A Wednesday letter signed by Trump defense attorney Clifford Robert to Engoron charged James with an "unseemly rush to memorialize" the judgement in a manner he argues violates "all accepted practice in New York state court." A stay on the decision he said, would "allow for an orderly post-Judgment process, particularly given the magnitude" of the judge's ruling. "To deprive Defendants of the opportunity to submit a proposed counter-judgment would be contrary to fundamental fairness and due process," Robert wrote in an earlier Wednesday letter to Engoron about James' proposed order.

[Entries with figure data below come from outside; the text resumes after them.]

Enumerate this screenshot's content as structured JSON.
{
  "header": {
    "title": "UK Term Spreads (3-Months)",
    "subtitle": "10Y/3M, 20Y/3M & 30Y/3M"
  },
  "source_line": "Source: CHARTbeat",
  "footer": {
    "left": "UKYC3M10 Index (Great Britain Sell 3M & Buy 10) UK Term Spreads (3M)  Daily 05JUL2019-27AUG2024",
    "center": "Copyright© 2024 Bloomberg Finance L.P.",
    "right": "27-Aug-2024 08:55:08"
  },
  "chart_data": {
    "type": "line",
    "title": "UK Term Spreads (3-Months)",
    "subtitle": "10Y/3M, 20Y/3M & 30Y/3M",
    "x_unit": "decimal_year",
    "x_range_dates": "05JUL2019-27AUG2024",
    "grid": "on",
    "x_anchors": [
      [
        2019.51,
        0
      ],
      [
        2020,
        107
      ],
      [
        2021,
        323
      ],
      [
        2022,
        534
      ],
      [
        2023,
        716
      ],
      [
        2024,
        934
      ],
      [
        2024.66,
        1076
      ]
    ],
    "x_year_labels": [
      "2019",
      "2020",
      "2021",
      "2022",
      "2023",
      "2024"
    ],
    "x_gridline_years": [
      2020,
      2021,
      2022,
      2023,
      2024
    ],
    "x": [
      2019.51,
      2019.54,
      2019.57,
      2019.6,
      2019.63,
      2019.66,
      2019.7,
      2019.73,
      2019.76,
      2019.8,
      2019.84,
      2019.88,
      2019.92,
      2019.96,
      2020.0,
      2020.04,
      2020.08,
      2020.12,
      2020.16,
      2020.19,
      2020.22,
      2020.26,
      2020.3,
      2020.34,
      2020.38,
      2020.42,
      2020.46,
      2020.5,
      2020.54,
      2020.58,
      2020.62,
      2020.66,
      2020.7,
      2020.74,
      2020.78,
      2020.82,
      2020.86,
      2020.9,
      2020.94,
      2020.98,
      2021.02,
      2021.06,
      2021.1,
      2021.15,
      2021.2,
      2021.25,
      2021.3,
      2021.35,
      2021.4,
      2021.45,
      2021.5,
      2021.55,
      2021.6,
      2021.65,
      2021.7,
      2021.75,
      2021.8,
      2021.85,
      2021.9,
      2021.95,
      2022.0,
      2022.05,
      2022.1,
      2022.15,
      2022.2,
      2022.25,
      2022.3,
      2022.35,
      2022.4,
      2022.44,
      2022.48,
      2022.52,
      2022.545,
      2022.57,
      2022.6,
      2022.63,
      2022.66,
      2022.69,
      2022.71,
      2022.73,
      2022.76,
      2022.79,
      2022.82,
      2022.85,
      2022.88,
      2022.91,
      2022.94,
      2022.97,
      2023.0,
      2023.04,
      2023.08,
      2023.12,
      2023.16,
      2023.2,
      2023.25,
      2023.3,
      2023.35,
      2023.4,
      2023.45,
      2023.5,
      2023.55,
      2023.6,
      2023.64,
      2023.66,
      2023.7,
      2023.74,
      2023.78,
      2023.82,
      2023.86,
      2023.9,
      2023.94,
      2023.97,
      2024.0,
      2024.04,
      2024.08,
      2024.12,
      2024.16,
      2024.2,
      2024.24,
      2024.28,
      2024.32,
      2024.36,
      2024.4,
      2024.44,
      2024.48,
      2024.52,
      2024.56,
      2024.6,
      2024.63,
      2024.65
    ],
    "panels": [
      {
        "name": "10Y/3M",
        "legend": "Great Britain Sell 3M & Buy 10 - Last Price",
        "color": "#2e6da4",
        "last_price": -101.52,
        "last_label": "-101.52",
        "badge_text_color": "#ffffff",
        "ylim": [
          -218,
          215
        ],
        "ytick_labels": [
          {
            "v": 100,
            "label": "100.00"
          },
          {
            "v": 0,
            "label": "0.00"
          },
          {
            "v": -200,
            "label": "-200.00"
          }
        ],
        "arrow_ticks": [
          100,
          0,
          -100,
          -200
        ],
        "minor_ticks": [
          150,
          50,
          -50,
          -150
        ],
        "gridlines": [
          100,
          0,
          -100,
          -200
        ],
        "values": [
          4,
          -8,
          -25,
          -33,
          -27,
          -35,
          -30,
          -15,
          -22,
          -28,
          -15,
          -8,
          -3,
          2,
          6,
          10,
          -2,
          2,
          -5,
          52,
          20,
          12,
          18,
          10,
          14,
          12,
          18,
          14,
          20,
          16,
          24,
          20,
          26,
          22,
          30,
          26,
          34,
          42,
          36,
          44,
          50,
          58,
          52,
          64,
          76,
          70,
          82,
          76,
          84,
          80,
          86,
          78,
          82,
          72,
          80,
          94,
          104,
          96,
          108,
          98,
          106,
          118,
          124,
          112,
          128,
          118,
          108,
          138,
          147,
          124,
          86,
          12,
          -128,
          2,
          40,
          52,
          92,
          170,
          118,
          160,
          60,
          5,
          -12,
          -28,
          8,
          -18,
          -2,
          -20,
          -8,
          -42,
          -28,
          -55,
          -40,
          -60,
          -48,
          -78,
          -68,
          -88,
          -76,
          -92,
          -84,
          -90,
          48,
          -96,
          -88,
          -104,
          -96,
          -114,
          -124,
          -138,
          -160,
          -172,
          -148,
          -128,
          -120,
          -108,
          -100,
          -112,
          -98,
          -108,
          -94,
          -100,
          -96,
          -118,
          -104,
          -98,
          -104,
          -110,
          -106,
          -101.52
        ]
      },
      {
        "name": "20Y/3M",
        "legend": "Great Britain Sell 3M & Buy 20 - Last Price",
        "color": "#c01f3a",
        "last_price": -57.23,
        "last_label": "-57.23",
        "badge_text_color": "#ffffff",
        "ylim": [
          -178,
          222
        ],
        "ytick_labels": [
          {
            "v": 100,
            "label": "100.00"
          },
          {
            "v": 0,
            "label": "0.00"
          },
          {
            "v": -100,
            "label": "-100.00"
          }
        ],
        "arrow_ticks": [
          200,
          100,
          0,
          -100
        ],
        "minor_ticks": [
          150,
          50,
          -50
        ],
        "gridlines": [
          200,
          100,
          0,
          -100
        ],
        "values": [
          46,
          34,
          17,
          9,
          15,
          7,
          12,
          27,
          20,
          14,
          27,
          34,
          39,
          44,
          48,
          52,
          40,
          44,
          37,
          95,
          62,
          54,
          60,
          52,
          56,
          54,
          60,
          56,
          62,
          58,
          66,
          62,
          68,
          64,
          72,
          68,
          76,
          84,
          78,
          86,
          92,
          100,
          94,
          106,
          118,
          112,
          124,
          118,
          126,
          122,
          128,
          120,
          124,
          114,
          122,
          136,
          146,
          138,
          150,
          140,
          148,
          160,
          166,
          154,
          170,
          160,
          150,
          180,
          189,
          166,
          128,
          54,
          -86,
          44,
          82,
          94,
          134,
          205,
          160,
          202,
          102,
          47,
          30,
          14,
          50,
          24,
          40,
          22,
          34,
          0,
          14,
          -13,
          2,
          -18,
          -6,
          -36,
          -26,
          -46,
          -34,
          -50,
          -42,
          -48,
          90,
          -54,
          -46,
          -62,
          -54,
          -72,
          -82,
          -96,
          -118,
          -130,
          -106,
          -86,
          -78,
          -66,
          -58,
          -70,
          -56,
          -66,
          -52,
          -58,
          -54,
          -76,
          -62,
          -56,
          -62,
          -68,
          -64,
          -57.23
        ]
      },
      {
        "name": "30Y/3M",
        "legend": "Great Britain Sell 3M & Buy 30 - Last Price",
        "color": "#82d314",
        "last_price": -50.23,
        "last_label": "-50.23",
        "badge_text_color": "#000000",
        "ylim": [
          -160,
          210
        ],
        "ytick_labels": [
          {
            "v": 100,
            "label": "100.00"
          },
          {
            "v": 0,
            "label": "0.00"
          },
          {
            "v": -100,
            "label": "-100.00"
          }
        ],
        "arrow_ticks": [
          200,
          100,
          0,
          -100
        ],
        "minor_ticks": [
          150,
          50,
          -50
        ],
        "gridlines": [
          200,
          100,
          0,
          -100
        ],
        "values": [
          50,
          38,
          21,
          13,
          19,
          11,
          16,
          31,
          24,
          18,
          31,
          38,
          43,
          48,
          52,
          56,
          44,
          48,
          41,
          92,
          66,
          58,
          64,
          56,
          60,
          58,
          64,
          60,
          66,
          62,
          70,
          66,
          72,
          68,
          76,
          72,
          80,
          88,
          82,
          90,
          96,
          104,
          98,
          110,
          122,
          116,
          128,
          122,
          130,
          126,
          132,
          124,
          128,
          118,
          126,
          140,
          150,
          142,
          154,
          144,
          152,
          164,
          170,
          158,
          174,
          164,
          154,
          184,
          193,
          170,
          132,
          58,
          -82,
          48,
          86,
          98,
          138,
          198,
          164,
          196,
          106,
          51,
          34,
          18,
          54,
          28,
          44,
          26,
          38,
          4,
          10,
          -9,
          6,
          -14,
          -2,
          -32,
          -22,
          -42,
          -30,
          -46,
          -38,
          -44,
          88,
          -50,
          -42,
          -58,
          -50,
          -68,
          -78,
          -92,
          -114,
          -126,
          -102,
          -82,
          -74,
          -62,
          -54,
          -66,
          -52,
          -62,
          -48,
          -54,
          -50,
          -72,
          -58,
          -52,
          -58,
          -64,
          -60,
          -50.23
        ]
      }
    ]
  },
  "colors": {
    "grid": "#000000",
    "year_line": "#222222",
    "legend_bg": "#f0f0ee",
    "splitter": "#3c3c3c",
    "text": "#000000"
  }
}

According to legal news site Law & Crime, James' proposal was mostly a formality and "constructed out of legal boilerplate" as "[p]roposed orders are frequently filed by the parties in legal cases as a matter of course."

"Trump's lawyers, angry that Judge Engoron is apparently not going to allow motion practice on reducing his opinion to a formal judgment, demands a 30-day stay of any entered judgment instead," MSNBC legal analyst Lisa Rubin wrote on X/Twitter. "Shocked."

Trump has said he will appeal Engoron's judgment against him and his co-defendants, which included his two elder sons, which totals $364 million. Engoron's ruling also barred Trump from heading a New York business for three years, and his sons from doing the same for two years.